On the other hand, the players are acting like spoiled brats as well. Rather than hiring as their union’s executive director somebody who actually has proved that he cares about the game, they hired a big-money lawyer whose idea of how to avoid a lost season isn’t to start negotiating months in advance, but instead to try to use his connections with Eric “The Pardoner” Holder and the rest of the Obama administration in order to get politicians to ride to the players’ rescue. The threat is to “decertify” the union and then ask Congress or the courts to eliminate the league’s super-valuable anti-trust exemption. But it is that very exemption that helps the league do all the things — revenue sharing, salary caps, joint marketing agreements, etc. — that keep the playing field level enough for every fan to have reason to hope his team can one day win a Super Bowl. The anti-trust exemption is what allowed the league to thrive and become pre-eminent. Eliminating the exemption would be like the players cutting off their own versions of Brett Favre’s favorite cell-phone-seduction-tool in order to spite their jock straps. (These guys bust their noses all the time and don’t mind spiting or rearranging their faces, but see how they like it when their league gets ruined enough that their groupies decide to throw themselves at golfers instead.) What’s needed here isn’t trial-lawyer brinksmanship — a testosterone-fest for paper-pushers — but steady, persistent reason and common sense.

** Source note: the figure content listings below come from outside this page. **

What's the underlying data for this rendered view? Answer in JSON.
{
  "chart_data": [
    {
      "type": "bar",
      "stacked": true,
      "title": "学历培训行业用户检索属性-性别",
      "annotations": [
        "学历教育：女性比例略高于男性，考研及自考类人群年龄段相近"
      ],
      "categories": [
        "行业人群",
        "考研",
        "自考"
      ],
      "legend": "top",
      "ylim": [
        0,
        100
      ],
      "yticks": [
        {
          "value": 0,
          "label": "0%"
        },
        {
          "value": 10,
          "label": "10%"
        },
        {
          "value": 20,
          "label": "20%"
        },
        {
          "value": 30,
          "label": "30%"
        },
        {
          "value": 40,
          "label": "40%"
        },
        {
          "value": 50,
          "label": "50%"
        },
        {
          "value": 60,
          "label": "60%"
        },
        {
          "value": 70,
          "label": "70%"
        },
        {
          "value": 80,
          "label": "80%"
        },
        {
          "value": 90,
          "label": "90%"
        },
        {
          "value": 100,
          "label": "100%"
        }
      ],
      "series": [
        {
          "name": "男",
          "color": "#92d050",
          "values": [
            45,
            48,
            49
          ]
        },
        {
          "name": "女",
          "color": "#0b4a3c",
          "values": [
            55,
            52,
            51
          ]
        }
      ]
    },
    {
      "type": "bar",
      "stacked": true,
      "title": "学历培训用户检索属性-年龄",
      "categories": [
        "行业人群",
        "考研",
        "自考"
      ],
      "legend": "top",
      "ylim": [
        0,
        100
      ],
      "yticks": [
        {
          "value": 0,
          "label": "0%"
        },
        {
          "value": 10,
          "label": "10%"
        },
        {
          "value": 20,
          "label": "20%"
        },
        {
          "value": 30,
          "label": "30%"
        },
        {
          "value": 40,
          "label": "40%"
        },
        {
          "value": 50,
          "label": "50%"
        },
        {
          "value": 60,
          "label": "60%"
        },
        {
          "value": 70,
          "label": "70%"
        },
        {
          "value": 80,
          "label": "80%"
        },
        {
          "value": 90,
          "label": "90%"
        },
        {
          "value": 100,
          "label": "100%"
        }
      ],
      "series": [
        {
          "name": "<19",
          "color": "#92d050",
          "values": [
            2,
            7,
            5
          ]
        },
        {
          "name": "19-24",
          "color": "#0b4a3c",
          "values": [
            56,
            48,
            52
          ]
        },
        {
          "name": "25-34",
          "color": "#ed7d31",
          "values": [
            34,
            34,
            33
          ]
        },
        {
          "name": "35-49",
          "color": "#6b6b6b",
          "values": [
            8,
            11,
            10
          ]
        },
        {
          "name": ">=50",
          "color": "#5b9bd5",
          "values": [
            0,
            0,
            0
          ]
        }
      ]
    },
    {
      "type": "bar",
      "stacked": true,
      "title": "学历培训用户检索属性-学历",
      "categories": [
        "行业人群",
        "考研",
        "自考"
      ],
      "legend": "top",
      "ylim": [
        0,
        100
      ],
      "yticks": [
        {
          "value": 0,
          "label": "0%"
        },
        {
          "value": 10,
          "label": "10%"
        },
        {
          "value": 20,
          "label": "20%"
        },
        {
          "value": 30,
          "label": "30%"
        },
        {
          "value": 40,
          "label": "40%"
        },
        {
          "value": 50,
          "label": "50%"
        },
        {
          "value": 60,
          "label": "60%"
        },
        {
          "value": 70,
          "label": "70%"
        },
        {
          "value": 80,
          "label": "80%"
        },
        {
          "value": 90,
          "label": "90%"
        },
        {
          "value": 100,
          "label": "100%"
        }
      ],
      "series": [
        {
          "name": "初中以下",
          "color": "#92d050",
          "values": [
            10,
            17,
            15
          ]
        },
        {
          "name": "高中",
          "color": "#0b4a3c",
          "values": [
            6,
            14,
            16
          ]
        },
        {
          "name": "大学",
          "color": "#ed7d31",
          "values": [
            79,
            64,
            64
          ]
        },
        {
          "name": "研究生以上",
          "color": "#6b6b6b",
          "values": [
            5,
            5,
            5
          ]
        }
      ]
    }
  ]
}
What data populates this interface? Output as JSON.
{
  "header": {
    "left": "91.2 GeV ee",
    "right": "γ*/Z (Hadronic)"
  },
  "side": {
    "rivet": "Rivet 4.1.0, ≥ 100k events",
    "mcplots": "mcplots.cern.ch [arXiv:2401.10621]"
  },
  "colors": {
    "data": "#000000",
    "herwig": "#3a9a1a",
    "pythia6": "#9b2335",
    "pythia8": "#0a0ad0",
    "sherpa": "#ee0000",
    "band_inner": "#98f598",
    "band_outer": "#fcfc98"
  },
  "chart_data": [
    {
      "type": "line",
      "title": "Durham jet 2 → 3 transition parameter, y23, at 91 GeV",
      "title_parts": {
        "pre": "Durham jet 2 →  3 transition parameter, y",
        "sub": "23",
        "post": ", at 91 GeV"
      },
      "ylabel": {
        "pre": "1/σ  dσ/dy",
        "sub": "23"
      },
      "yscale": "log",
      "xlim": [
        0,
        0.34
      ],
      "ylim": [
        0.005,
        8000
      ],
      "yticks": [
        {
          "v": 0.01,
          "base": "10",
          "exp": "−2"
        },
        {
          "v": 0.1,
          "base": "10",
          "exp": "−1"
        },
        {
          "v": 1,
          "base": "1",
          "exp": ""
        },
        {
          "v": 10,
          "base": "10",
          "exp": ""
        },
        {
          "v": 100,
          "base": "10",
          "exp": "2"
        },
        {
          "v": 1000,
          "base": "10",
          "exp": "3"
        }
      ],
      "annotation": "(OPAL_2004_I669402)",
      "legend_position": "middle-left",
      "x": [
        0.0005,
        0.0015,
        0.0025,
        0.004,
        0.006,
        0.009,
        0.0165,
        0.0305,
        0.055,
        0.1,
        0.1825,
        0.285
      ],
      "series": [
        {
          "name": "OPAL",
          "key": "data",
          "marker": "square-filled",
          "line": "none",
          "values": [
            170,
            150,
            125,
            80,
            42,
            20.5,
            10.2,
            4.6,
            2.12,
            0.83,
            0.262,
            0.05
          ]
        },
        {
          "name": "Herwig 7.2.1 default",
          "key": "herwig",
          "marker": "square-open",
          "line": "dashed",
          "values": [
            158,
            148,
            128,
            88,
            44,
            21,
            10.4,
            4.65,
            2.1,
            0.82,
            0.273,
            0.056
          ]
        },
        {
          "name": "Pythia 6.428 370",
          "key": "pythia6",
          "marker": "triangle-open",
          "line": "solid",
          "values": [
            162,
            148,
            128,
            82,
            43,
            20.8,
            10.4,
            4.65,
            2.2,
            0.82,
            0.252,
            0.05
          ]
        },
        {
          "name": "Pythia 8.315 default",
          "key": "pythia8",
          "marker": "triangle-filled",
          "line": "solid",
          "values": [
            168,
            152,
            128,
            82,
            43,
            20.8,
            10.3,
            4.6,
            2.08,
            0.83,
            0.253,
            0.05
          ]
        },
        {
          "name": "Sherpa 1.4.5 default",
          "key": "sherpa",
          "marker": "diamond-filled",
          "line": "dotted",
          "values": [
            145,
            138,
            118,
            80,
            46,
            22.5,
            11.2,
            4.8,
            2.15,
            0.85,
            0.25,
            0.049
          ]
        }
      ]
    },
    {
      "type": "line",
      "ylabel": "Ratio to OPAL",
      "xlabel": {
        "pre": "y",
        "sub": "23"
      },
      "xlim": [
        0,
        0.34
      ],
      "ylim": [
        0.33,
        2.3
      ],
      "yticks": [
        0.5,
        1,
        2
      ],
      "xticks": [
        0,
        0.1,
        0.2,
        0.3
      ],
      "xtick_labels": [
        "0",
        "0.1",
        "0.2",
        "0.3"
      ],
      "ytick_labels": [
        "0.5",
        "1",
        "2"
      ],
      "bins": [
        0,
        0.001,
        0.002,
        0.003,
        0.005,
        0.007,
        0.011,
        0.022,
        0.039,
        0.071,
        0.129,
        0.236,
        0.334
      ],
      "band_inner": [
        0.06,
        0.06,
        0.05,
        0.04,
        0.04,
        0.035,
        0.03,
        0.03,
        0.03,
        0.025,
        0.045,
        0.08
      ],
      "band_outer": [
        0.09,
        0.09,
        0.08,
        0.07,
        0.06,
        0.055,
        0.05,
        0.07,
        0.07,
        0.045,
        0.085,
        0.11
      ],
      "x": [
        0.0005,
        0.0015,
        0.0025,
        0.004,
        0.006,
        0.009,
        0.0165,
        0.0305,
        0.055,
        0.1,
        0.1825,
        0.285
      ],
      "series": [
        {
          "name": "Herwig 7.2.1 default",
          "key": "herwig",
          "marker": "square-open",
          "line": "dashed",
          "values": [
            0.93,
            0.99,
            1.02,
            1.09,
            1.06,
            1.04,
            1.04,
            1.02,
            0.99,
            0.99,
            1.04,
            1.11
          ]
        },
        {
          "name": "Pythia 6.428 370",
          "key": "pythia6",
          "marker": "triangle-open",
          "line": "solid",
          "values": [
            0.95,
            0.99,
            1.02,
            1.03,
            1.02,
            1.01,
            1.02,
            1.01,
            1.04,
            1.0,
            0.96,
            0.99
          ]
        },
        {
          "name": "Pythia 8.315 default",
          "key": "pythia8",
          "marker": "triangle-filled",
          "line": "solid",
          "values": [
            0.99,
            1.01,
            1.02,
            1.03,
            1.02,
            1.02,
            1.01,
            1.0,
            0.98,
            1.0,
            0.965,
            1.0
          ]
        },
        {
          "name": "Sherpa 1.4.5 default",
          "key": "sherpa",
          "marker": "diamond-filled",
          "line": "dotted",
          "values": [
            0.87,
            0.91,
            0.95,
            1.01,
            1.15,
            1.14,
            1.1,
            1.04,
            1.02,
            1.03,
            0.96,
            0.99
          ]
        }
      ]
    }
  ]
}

There is no reason, none on Earth, why the two sides can’t find a solution. There’s plenty of money to go around.
That said, the NFL right now really is great entertainment. The last five years have had superb season climaxes. First was the long-awaited triumph of pro’s pro Peyton Manning and nice-guy coach Tony Dungy. The next year featured the first Super Bowl featuring a team unbeaten after 18 games, the amazing possibility of back-to-back championships by quarterback brothers, the most amazing single catch (ball-to-helmet) in NFL history, and the greatest upset since Joe Willie prepared with “two beers and a broad.” The year after that featured another nail-biter, won by another all-world catch (Santonio Holmes dancing in-bounds in the end zone), in a game featuring two future Hall of Fame quarterbacks. Then came the Saints’ marching in after 43 years, first winning in overtime against a legend from a New Orleans exurb (Favre’s Kiln, Miss., is less than an hour from the French Quarter), then in the match-up against real local-boy Peyton, the son of the single most beloved player in the team’s first four decades. Finally, this year, another nail-biter, with the Lombardi-haunted Packers first dispatching the 80-year rival Bears before edging out the AFC’s single most storied franchise in a game not decided until the last minute.
This is the sort of sporting spectacle worth saving. It is why true fans should not just curse the greed on both sides of this labor dispute, but instead wish for constructive solutions — and even propose them. In Part Two, tomorrow, I’ll put forth my own ideas. But for now, in the spirit of Starrs fallen forward into frozen end-zones, let’s just say that the way to the winning score for both sides is just to push forward, knowing that the will of Lombardi insists the task is doable.